Liz smiled. ‘Oh, I don’t think so, anyone would have done the same thing.’
‘Most people probably wouldn’t have,’ the reporter said.
She learned from the report the kidnapper had been the boy’s father. The mother had court-awarded custody and the father was angry at the decision. The woman and her son had just arrived back in Sydney after visiting her family in Melbourne. She hadn’t expected her estranged husband to be at the airport. He’d intended to take off to somewhere unknown with the boy.
Liz’s phone rang. She glanced at the caller ID and saw it was Martin de Courcey.
‘Liz, I just saw you interviewed on the news. Are you okay?’
‘I’m fine. I didn’t exactly get my full fifteen minutes though, did I?’
‘One hell of a first day in your new business venture,’ Martin said.
‘That’s putting it mildly.’
‘Make sure you look after yourself.’
‘I will.’
‘An experience like that is nerve-wracking even if you’re not feeling it right now. I know you’re just getting your agency started but taking one day to rest up won’t affect anything–’
‘Not a chance,’ said Liz. ‘Too much to do. And, Martin?’
‘Yes?’
‘I ran into a tall, dark, handsome stranger leaving your office today.’
‘And who was that?’
‘An airline pilot friend of yours.’
‘Oh. Callan McKenzie.’
‘Why don’t you arrange a meeting?’
‘You’re interested in him? Can’t say I blame you.’
‘Nothing like that. This is business.’
‘Business?’
‘I’ve got an idea I’d like to run by you.’
‘If you insist on working tomorrow then drop by and tell me about it. Then we can arrange this meeting with Mac. Maybe a dinner at my place?’
‘Okay, you’re the boss.’
Martin laughed. ‘No. I may be the client but you’re well and truly the boss. I think today’s events showed that quite clearly.’
FOUR
The campaign broke on a Sunday, with full-page ads in the weekend newspapers and banner ads across the major news websites. There were radio spots, and sixty-second prime-time TV commercials with a specially composed James Bond-style theme. The objective was to present a glamorous, youthful, trendsetting image of Trans Pacific Air and its staff, with affordability and a diverse range of destinations as key selling points. But mostly, it was about Captain Mac.

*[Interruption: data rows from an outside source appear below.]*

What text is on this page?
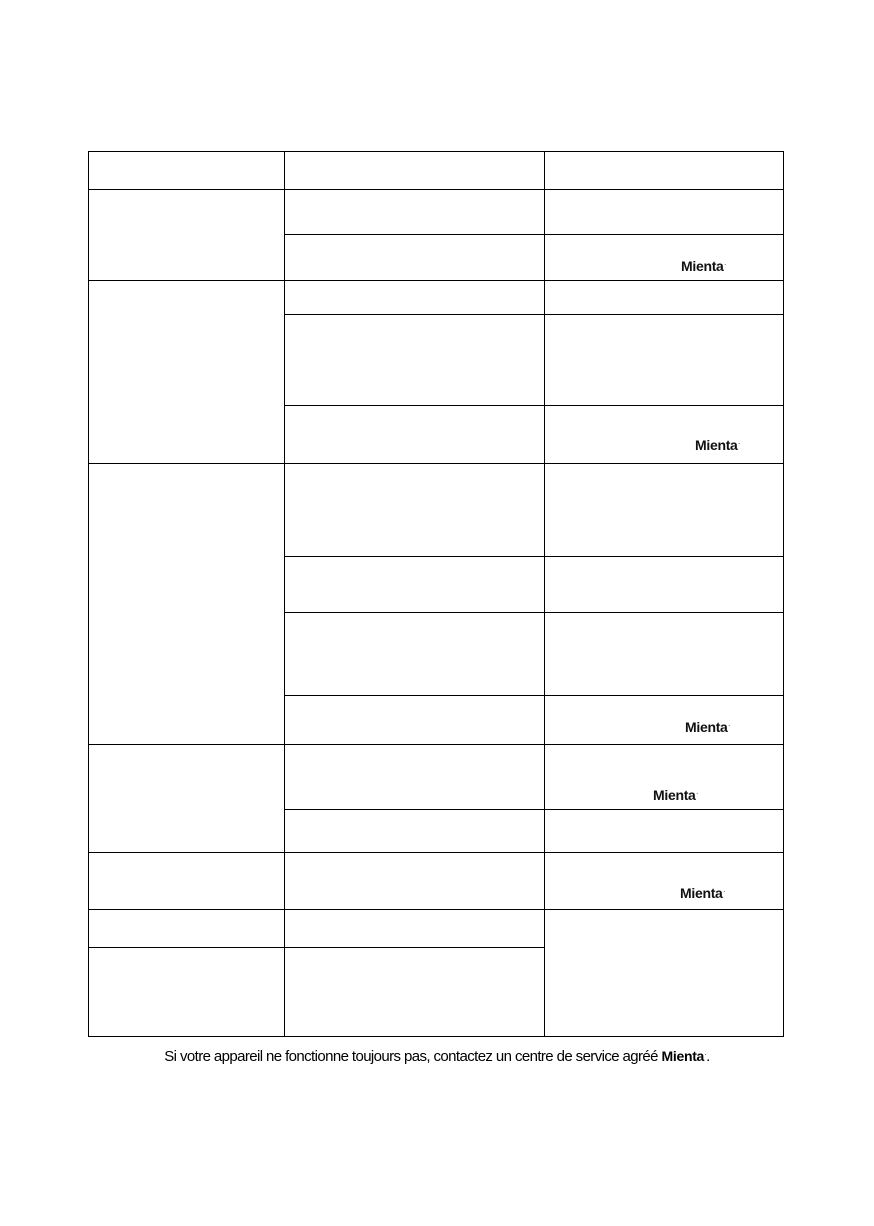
		Mienta.

		Mienta.

		Mienta.

		Mienta.

		Mienta.

Si votre appareil ne fonctionne toujours pas, contactez un centre de service agréé Mienta..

In a PR coup, Liz had arranged several articles and interviews with Mac in the main media, positioned to capture Mac’s down-to-earth charm, his aspirations, his love of travel, his boy-next-door accessibility.

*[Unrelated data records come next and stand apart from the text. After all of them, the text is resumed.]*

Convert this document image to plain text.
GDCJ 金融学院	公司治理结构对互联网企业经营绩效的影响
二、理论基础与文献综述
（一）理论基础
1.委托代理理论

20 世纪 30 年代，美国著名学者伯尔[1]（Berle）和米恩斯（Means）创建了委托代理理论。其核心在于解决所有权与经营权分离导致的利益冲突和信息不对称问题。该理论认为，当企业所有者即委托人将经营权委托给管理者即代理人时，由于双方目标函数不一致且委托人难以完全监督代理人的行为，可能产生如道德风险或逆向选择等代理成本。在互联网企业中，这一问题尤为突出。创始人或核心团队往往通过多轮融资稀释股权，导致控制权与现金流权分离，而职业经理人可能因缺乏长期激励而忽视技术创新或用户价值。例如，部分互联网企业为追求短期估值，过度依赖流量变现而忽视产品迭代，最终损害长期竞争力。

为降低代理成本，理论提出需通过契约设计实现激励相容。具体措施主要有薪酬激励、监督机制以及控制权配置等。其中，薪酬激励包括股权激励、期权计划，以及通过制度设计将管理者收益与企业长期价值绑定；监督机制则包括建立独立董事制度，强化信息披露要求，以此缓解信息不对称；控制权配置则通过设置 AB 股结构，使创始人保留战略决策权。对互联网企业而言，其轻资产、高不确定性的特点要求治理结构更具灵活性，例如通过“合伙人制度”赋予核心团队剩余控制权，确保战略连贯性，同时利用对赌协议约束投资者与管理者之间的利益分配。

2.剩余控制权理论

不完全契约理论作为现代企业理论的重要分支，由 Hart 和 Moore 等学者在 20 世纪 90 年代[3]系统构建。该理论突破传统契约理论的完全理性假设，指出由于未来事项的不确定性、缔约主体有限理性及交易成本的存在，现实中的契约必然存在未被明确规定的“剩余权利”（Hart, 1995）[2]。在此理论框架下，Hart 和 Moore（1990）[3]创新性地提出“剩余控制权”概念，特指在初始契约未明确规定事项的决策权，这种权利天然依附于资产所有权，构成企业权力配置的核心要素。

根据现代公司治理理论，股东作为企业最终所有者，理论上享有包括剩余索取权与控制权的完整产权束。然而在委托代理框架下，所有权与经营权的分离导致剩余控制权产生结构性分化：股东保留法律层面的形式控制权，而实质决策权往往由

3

The campaign’s launch party kicked off on a Sunday evening at the Mercury International Hotel, in the Rocks district alongside Sydney Harbour. As he arrived at the party, Mac wondered how he’d allowed himself to be talked into this whole damn thing. He knew the answer, of course, and her name was Liz Carter.
Mac had initially been dubious about the whole idea when Martin raised it at the dinner Mac had attended with Martin and Liz.
‘How would you feel about being the face of a national promotional campaign for TPA?’ Martin said to Mac.